Taking A Break   J. Richter 2014I am reminded of the verse, “Be still and know that I Am God.” Psalm 46:10, (and) “…He leads me beside quiet waters.  He restores my soul…”  Psalm 23.  I have found my soul to be restored and refreshed when I have stilled my attention from many things to one or two–that’s difficult to do in a fast-paced society that is just now coming to the conclusion that multi-tasking can mean doing many things at one time, but none of them not all that well. Yesterday at my place of employment, our Internet radio was on the fritz, and it felt a tad disconcerting. Customers came through the door and there was so much silence, I could almost hear them thinking… I even found myself apologizing for the lack of music and explained it’s absence. However, one customer expressed her appreciation for the opportunity to browse in peace. Later on that day, the business traffic slowed, and from inside the store, I could hear the tenant in the apartment above walking around and the church bells up the street chiming the hour. I stepped outside the back door and stole a few restful moments soaking up the sun and outside sounds which were more natural and purposeful than our worldly, human-made noise.
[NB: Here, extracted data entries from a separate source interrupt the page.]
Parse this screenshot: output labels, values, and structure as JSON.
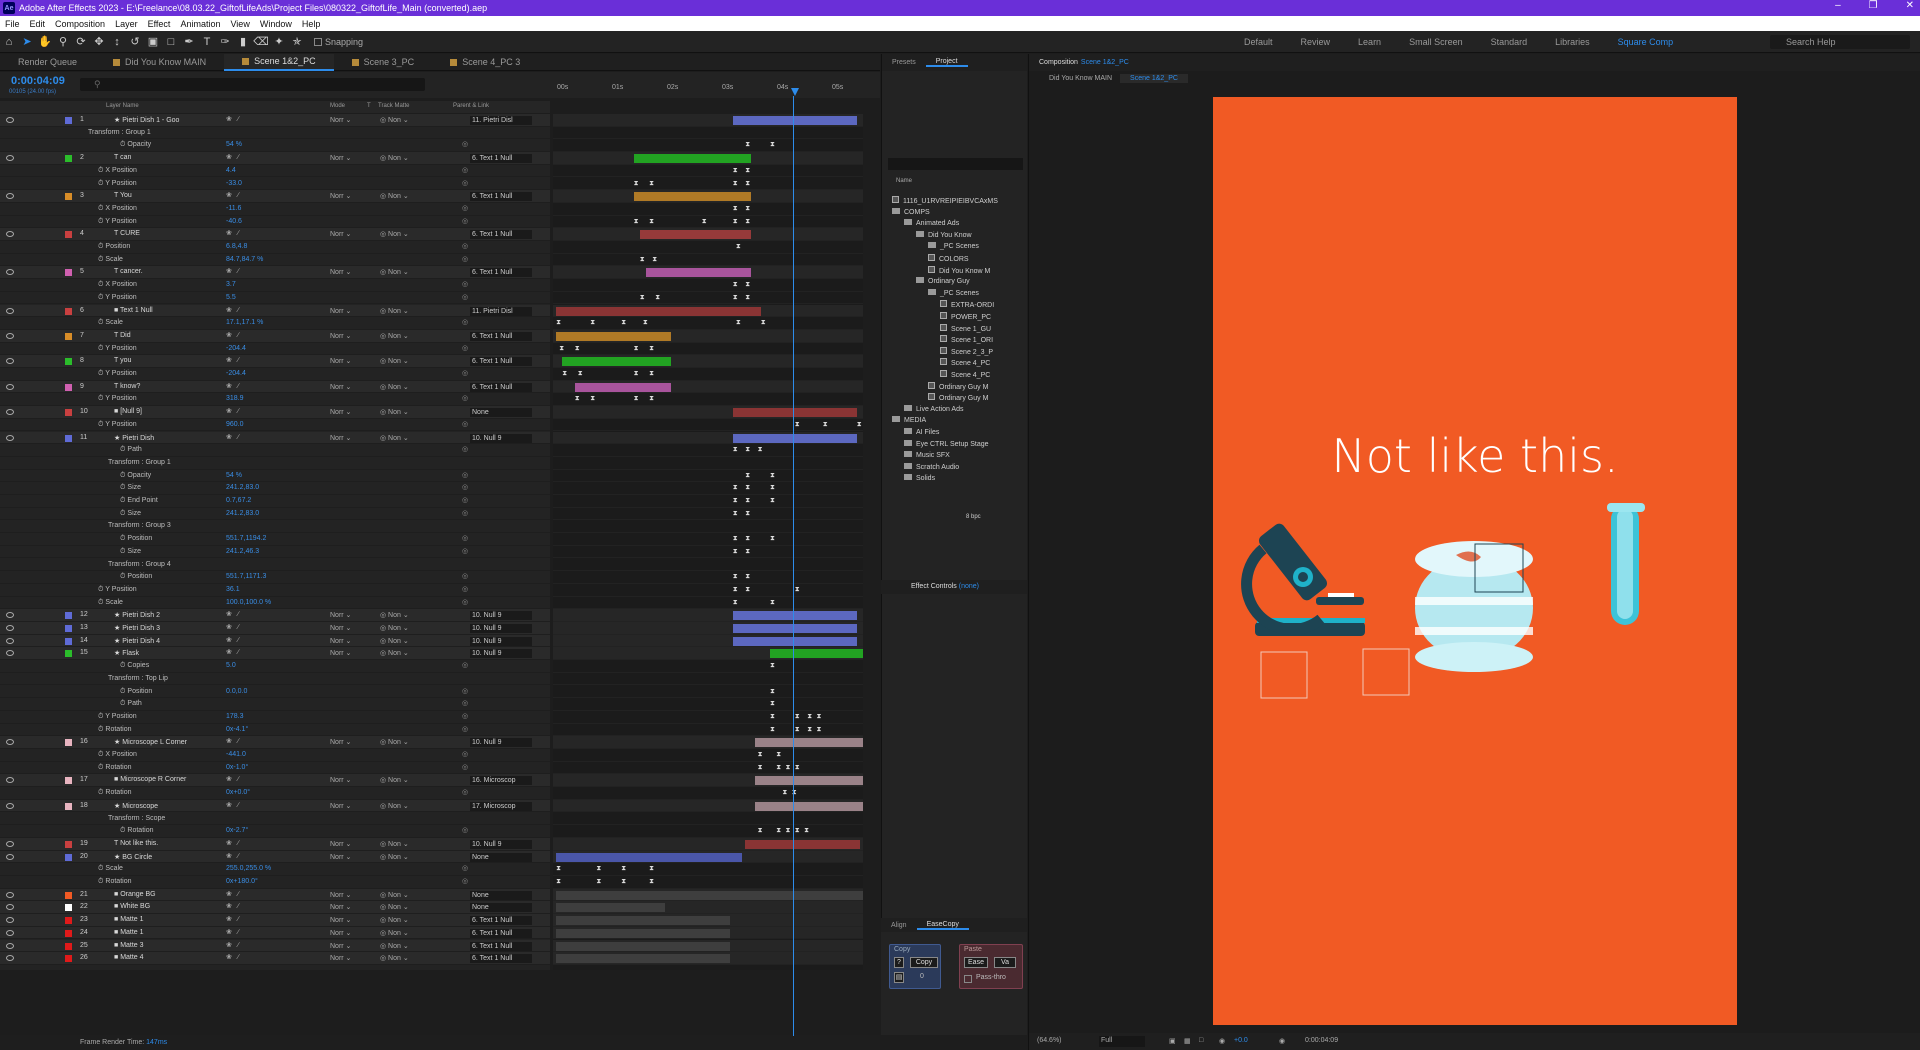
{
  "app": {
    "title": "Adobe After Effects 2023 - E:\\Freelance\\08.03.22_GiftofLifeAds\\Project Files\\080322_GiftofLife_Main (converted).aep",
    "logo": "Ae"
  },
  "menu": [
    "File",
    "Edit",
    "Composition",
    "Layer",
    "Effect",
    "Animation",
    "View",
    "Window",
    "Help"
  ],
  "toolbar": {
    "snapping_label": "Snapping",
    "workspaces": [
      "Default",
      "Review",
      "Learn",
      "Small Screen",
      "Standard",
      "Libraries",
      "Square Comp"
    ],
    "active_workspace": "Square Comp",
    "search_help": "Search Help"
  },
  "timeline": {
    "tabs": [
      "Render Queue",
      "Did You Know MAIN",
      "Scene 1&2_PC",
      "Scene 3_PC",
      "Scene 4_PC 3"
    ],
    "active_tab": "Scene 1&2_PC",
    "timecode": "0:00:04:09",
    "fps": "00105 (24.00 fps)",
    "ruler": [
      "00s",
      "01s",
      "02s",
      "03s",
      "04s",
      "05s"
    ],
    "columns": {
      "layer_name": "Layer Name",
      "mode": "Mode",
      "t": "T",
      "track_matte": "Track Matte",
      "parent": "Parent & Link"
    },
    "render_time_label": "Frame Render Time:",
    "render_time_value": "147ms"
  },
  "rows": [
    {
      "t": "L",
      "num": "1",
      "name": "Pietri Dish 1 - Goo",
      "label": "#5f6bd6",
      "type": "star",
      "parent": "11. Pietri Disl",
      "bar": [
        58,
        98
      ],
      "barc": "#5c68c0"
    },
    {
      "t": "G",
      "name": "Transform : Group 1",
      "ind": 88
    },
    {
      "t": "P",
      "name": "Opacity",
      "ind": 120,
      "val": "54 %",
      "kf": [
        62,
        70
      ]
    },
    {
      "t": "L",
      "num": "2",
      "name": "can",
      "label": "#2bbd2b",
      "type": "T",
      "parent": "6. Text 1 Null",
      "bar": [
        26,
        64
      ],
      "barc": "#22a322"
    },
    {
      "t": "P",
      "name": "X Position",
      "ind": 98,
      "val": "4.4",
      "kf": [
        58,
        62
      ]
    },
    {
      "t": "P",
      "name": "Y Position",
      "ind": 98,
      "val": "-33.0",
      "kf": [
        26,
        31,
        58,
        62
      ]
    },
    {
      "t": "L",
      "num": "3",
      "name": "You",
      "label": "#d88d28",
      "type": "T",
      "parent": "6. Text 1 Null",
      "bar": [
        26,
        64
      ],
      "barc": "#b07a26"
    },
    {
      "t": "P",
      "name": "X Position",
      "ind": 98,
      "val": "-11.6",
      "kf": [
        58,
        62
      ]
    },
    {
      "t": "P",
      "name": "Y Position",
      "ind": 98,
      "val": "-40.6",
      "kf": [
        26,
        31,
        48,
        58,
        62
      ]
    },
    {
      "t": "L",
      "num": "4",
      "name": "CURE",
      "label": "#c94040",
      "type": "T",
      "parent": "6. Text 1 Null",
      "bar": [
        28,
        64
      ],
      "barc": "#963a3a"
    },
    {
      "t": "P",
      "name": "Position",
      "ind": 98,
      "val": "6.8,4.8",
      "kf": [
        59
      ]
    },
    {
      "t": "P",
      "name": "Scale",
      "ind": 98,
      "val": "84.7,84.7 %",
      "kf": [
        28,
        32
      ]
    },
    {
      "t": "L",
      "num": "5",
      "name": "cancer.",
      "label": "#d060b0",
      "type": "T",
      "parent": "6. Text 1 Null",
      "bar": [
        30,
        64
      ],
      "barc": "#a8549c"
    },
    {
      "t": "P",
      "name": "X Position",
      "ind": 98,
      "val": "3.7",
      "kf": [
        58,
        62
      ]
    },
    {
      "t": "P",
      "name": "Y Position",
      "ind": 98,
      "val": "5.5",
      "kf": [
        28,
        33,
        58,
        62
      ]
    },
    {
      "t": "L",
      "num": "6",
      "name": "Text 1 Null",
      "label": "#c94040",
      "type": "n",
      "parent": "11. Pietri Disl",
      "bar": [
        1,
        67
      ],
      "barc": "#8a3434"
    },
    {
      "t": "P",
      "name": "Scale",
      "ind": 98,
      "val": "17.1,17.1 %",
      "kf": [
        1,
        12,
        22,
        29,
        59,
        67
      ]
    },
    {
      "t": "L",
      "num": "7",
      "name": "Did",
      "label": "#d88d28",
      "type": "T",
      "parent": "6. Text 1 Null",
      "bar": [
        1,
        38
      ],
      "barc": "#b07a26"
    },
    {
      "t": "P",
      "name": "Y Position",
      "ind": 98,
      "val": "-204.4",
      "kf": [
        2,
        7,
        26,
        31
      ]
    },
    {
      "t": "L",
      "num": "8",
      "name": "you",
      "label": "#2bbd2b",
      "type": "T",
      "parent": "6. Text 1 Null",
      "bar": [
        3,
        38
      ],
      "barc": "#22a322"
    },
    {
      "t": "P",
      "name": "Y Position",
      "ind": 98,
      "val": "-204.4",
      "kf": [
        3,
        8,
        26,
        31
      ]
    },
    {
      "t": "L",
      "num": "9",
      "name": "know?",
      "label": "#d060b0",
      "type": "T",
      "parent": "6. Text 1 Null",
      "bar": [
        7,
        38
      ],
      "barc": "#a8549c"
    },
    {
      "t": "P",
      "name": "Y Position",
      "ind": 98,
      "val": "318.9",
      "kf": [
        7,
        12,
        26,
        31
      ]
    },
    {
      "t": "L",
      "num": "10",
      "name": "[Null 9]",
      "label": "#c94040",
      "type": "n",
      "parent": "None",
      "bar": [
        58,
        98
      ],
      "barc": "#8a3434"
    },
    {
      "t": "P",
      "name": "Y Position",
      "ind": 98,
      "val": "960.0",
      "kf": [
        78,
        87,
        98
      ]
    },
    {
      "t": "L",
      "num": "11",
      "name": "Pietri Dish",
      "label": "#5f6bd6",
      "type": "star",
      "parent": "10. Null 9",
      "bar": [
        58,
        98
      ],
      "barc": "#5c68c0"
    },
    {
      "t": "P",
      "name": "Path",
      "ind": 120,
      "val": "",
      "kf": [
        58,
        62,
        66
      ]
    },
    {
      "t": "G",
      "name": "Transform : Group 1",
      "ind": 108
    },
    {
      "t": "P",
      "name": "Opacity",
      "ind": 120,
      "val": "54 %",
      "kf": [
        62,
        70
      ]
    },
    {
      "t": "P",
      "name": "Size",
      "ind": 120,
      "val": "241.2,83.0",
      "kf": [
        58,
        62,
        70
      ]
    },
    {
      "t": "P",
      "name": "End Point",
      "ind": 120,
      "val": "0.7,67.2",
      "kf": [
        58,
        62,
        70
      ]
    },
    {
      "t": "P",
      "name": "Size",
      "ind": 120,
      "val": "241.2,83.0",
      "kf": [
        58,
        62
      ]
    },
    {
      "t": "G",
      "name": "Transform : Group 3",
      "ind": 108
    },
    {
      "t": "P",
      "name": "Position",
      "ind": 120,
      "val": "551.7,1194.2",
      "kf": [
        58,
        62,
        70
      ]
    },
    {
      "t": "P",
      "name": "Size",
      "ind": 120,
      "val": "241.2,46.3",
      "kf": [
        58,
        62
      ]
    },
    {
      "t": "G",
      "name": "Transform : Group 4",
      "ind": 108
    },
    {
      "t": "P",
      "name": "Position",
      "ind": 120,
      "val": "551.7,1171.3",
      "kf": [
        58,
        62
      ]
    },
    {
      "t": "P",
      "name": "Y Position",
      "ind": 98,
      "val": "36.1",
      "kf": [
        58,
        62,
        78
      ]
    },
    {
      "t": "P",
      "name": "Scale",
      "ind": 98,
      "val": "100.0,100.0 %",
      "kf": [
        58,
        70
      ]
    },
    {
      "t": "L",
      "num": "12",
      "name": "Pietri Dish 2",
      "label": "#5f6bd6",
      "type": "star",
      "parent": "10. Null 9",
      "bar": [
        58,
        98
      ],
      "barc": "#5c68c0"
    },
    {
      "t": "L",
      "num": "13",
      "name": "Pietri Dish 3",
      "label": "#5f6bd6",
      "type": "star",
      "parent": "10. Null 9",
      "bar": [
        58,
        98
      ],
      "barc": "#5c68c0"
    },
    {
      "t": "L",
      "num": "14",
      "name": "Pietri Dish 4",
      "label": "#5f6bd6",
      "type": "star",
      "parent": "10. Null 9",
      "bar": [
        58,
        98
      ],
      "barc": "#5c68c0"
    },
    {
      "t": "L",
      "num": "15",
      "name": "Flask",
      "label": "#2bbd2b",
      "type": "star",
      "parent": "10. Null 9",
      "bar": [
        70,
        100
      ],
      "barc": "#22a322"
    },
    {
      "t": "P",
      "name": "Copies",
      "ind": 120,
      "val": "5.0",
      "kf": [
        70
      ]
    },
    {
      "t": "G",
      "name": "Transform : Top Lip",
      "ind": 108
    },
    {
      "t": "P",
      "name": "Position",
      "ind": 120,
      "val": "0.0,0.0",
      "kf": [
        70
      ]
    },
    {
      "t": "P",
      "name": "Path",
      "ind": 120,
      "val": "",
      "kf": [
        70
      ]
    },
    {
      "t": "P",
      "name": "Y Position",
      "ind": 98,
      "val": "178.3",
      "kf": [
        70,
        78,
        82,
        85
      ]
    },
    {
      "t": "P",
      "name": "Rotation",
      "ind": 98,
      "val": "0x-4.1°",
      "kf": [
        70,
        78,
        82,
        85
      ]
    },
    {
      "t": "L",
      "num": "16",
      "name": "Microscope L Corner",
      "label": "#e8b4c0",
      "type": "star",
      "parent": "10. Null 9",
      "bar": [
        65,
        100
      ],
      "barc": "#9a8288"
    },
    {
      "t": "P",
      "name": "X Position",
      "ind": 98,
      "val": "-441.0",
      "kf": [
        66,
        72
      ]
    },
    {
      "t": "P",
      "name": "Rotation",
      "ind": 98,
      "val": "0x-1.0°",
      "kf": [
        66,
        72,
        75,
        78
      ]
    },
    {
      "t": "L",
      "num": "17",
      "name": "Microscope R Corner",
      "label": "#e8b4c0",
      "type": "n",
      "parent": "16. Microscop",
      "bar": [
        65,
        100
      ],
      "barc": "#9a8288"
    },
    {
      "t": "P",
      "name": "Rotation",
      "ind": 98,
      "val": "0x+0.0°",
      "kf": [
        74,
        77
      ]
    },
    {
      "t": "L",
      "num": "18",
      "name": "Microscope",
      "label": "#e8b4c0",
      "type": "star",
      "parent": "17. Microscop",
      "bar": [
        65,
        100
      ],
      "barc": "#9a8288"
    },
    {
      "t": "G",
      "name": "Transform : Scope",
      "ind": 108
    },
    {
      "t": "P",
      "name": "Rotation",
      "ind": 120,
      "val": "0x-2.7°",
      "kf": [
        66,
        72,
        75,
        78,
        81
      ]
    },
    {
      "t": "L",
      "num": "19",
      "name": "Not like this.",
      "label": "#c94040",
      "type": "T",
      "parent": "10. Null 9",
      "bar": [
        62,
        99
      ],
      "barc": "#8a3434"
    },
    {
      "t": "L",
      "num": "20",
      "name": "BG Circle",
      "label": "#5f6bd6",
      "type": "star",
      "parent": "None",
      "bar": [
        1,
        61
      ],
      "barc": "#4a56a8"
    },
    {
      "t": "P",
      "name": "Scale",
      "ind": 98,
      "val": "255.0,255.0 %",
      "kf": [
        1,
        14,
        22,
        31
      ]
    },
    {
      "t": "P",
      "name": "Rotation",
      "ind": 98,
      "val": "0x+180.0°",
      "kf": [
        1,
        14,
        22,
        31
      ]
    },
    {
      "t": "L",
      "num": "21",
      "name": "Orange BG",
      "label": "#f15a24",
      "type": "n",
      "parent": "None",
      "bar": [
        1,
        100
      ],
      "barc": "#3e3e3e"
    },
    {
      "t": "L",
      "num": "22",
      "name": "White BG",
      "label": "#ffffff",
      "type": "n",
      "parent": "None",
      "bar": [
        1,
        36
      ],
      "barc": "#3e3e3e"
    },
    {
      "t": "L",
      "num": "23",
      "name": "Matte 1",
      "label": "#e01a1a",
      "type": "n",
      "parent": "6. Text 1 Null",
      "bar": [
        1,
        57
      ],
      "barc": "#3e3e3e"
    },
    {
      "t": "L",
      "num": "24",
      "name": "Matte 1",
      "label": "#e01a1a",
      "type": "n",
      "parent": "6. Text 1 Null",
      "bar": [
        1,
        57
      ],
      "barc": "#3e3e3e"
    },
    {
      "t": "L",
      "num": "25",
      "name": "Matte 3",
      "label": "#e01a1a",
      "type": "n",
      "parent": "6. Text 1 Null",
      "bar": [
        1,
        57
      ],
      "barc": "#3e3e3e"
    },
    {
      "t": "L",
      "num": "26",
      "name": "Matte 4",
      "label": "#e01a1a",
      "type": "n",
      "parent": "6. Text 1 Null",
      "bar": [
        1,
        57
      ],
      "barc": "#3e3e3e"
    }
  ],
  "project": {
    "tabs": [
      "Presets",
      "Project"
    ],
    "active_tab": "Project",
    "name_header": "Name",
    "items": [
      {
        "label": "1116_U1RVREIPIEIBVCAxMS",
        "kind": "file",
        "lvl": 0
      },
      {
        "label": "COMPS",
        "kind": "folder",
        "lvl": 0
      },
      {
        "label": "Animated Ads",
        "kind": "folder",
        "lvl": 1
      },
      {
        "label": "Did You Know",
        "kind": "folder",
        "lvl": 2
      },
      {
        "label": "_PC Scenes",
        "kind": "folder",
        "lvl": 3
      },
      {
        "label": "COLORS",
        "kind": "comp",
        "lvl": 3
      },
      {
        "label": "Did You Know M",
        "kind": "comp",
        "lvl": 3
      },
      {
        "label": "Ordinary Guy",
        "kind": "folder",
        "lvl": 2
      },
      {
        "label": "_PC Scenes",
        "kind": "folder",
        "lvl": 3
      },
      {
        "label": "EXTRA-ORDI",
        "kind": "comp",
        "lvl": 4
      },
      {
        "label": "POWER_PC",
        "kind": "comp",
        "lvl": 4
      },
      {
        "label": "Scene 1_GU",
        "kind": "comp",
        "lvl": 4
      },
      {
        "label": "Scene 1_ORI",
        "kind": "comp",
        "lvl": 4
      },
      {
        "label": "Scene 2_3_P",
        "kind": "comp",
        "lvl": 4
      },
      {
        "label": "Scene 4_PC",
        "kind": "comp",
        "lvl": 4
      },
      {
        "label": "Scene 4_PC",
        "kind": "comp",
        "lvl": 4
      },
      {
        "label": "Ordinary Guy M",
        "kind": "comp",
        "lvl": 3
      },
      {
        "label": "Ordinary Guy M",
        "kind": "comp",
        "lvl": 3
      },
      {
        "label": "Live Action Ads",
        "kind": "folder",
        "lvl": 1
      },
      {
        "label": "MEDIA",
        "kind": "folder",
        "lvl": 0
      },
      {
        "label": "AI Files",
        "kind": "folder",
        "lvl": 1
      },
      {
        "label": "Eye CTRL Setup Stage",
        "kind": "folder",
        "lvl": 1
      },
      {
        "label": "Music SFX",
        "kind": "folder",
        "lvl": 1
      },
      {
        "label": "Scratch Audio",
        "kind": "folder",
        "lvl": 1
      },
      {
        "label": "Solids",
        "kind": "folder",
        "lvl": 1
      }
    ],
    "bpc": "8 bpc"
  },
  "effect_controls": {
    "label": "Effect Controls",
    "value": "(none)"
  },
  "easecopy": {
    "tabs": [
      "Align",
      "EaseCopy"
    ],
    "active_tab": "EaseCopy",
    "copy_title": "Copy",
    "copy_button": "Copy",
    "copy_count": "0",
    "paste_title": "Paste",
    "ease_button": "Ease",
    "val_button": "Va",
    "passthrough": "Pass-thro"
  },
  "composition": {
    "tab_label": "Composition",
    "comp_name": "Scene 1&2_PC",
    "breadcrumbs": [
      "Did You Know MAIN",
      "Scene 1&2_PC"
    ],
    "canvas_text": "Not like this.",
    "bg_color": "#f15a24",
    "zoom": "(64.6%)",
    "resolution": "Full",
    "exposure": "+0.0",
    "timecode": "0:00:04:09"
  }
}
I slowed down… I cleared my mind of needless distraction… and for the moment, my soul was quieted, calmed, restored. With soul and body stillness, we open the door to clarity in our life; we not only arrive at decisions, we find direction and peace.

Have you ever come upon a cattle drive on a country road? If so, you will realize that you can’t hurry cattle, nor can you blast right through the herd. You are forced to Slow Down, and in doing so, you will find yourself appreciating a single moment in time. Relish it! Cattle drives don’t come along every day. 


4 thoughts on “Slow Down

  1. I live on the wide open prairies of Saskatchewan. Ready to Move (RTM) house building is a big thing out here, the house builders usually have a number of houses in various stages of construction on their yards. When a house is sold it is loaded on dollies and towed down the road to wherever the basement has been built, sometimes hundreds of miles away. It is not at all unusual to come upon a house being moved down our local highway. This highway has only two driving lanes, no shoulders and the house is usually much wider than those two lanes. There are pilot vehicles in front and behind. Oncoming traffic has to pull right off the highway. If we are going in the same direction, we just slow down and follow until we come to a wider highway. Everybody around here is used to this and we just relax and go with the slower pace. One time I came up behind the pilot vehicle following a house and saw that a little car had passed the pilot vehicle and was tailgating the house. The driver was obviously impatient, but there was no way to get around that house. It struck me as hilarious, he was only going to be delayed a few minutes, what was the point of letting frustrations boil up?
    How often do I get just as frustrated about things that I cannot change?

    • Chillin’ out is good for the blood pressure AND the pressures of life. If we can’t change something, we’d better learn to live with it and even try to see the humor in things. Now, for me to put more of that into practice. Thanks Bob, I’m enjoying your posts.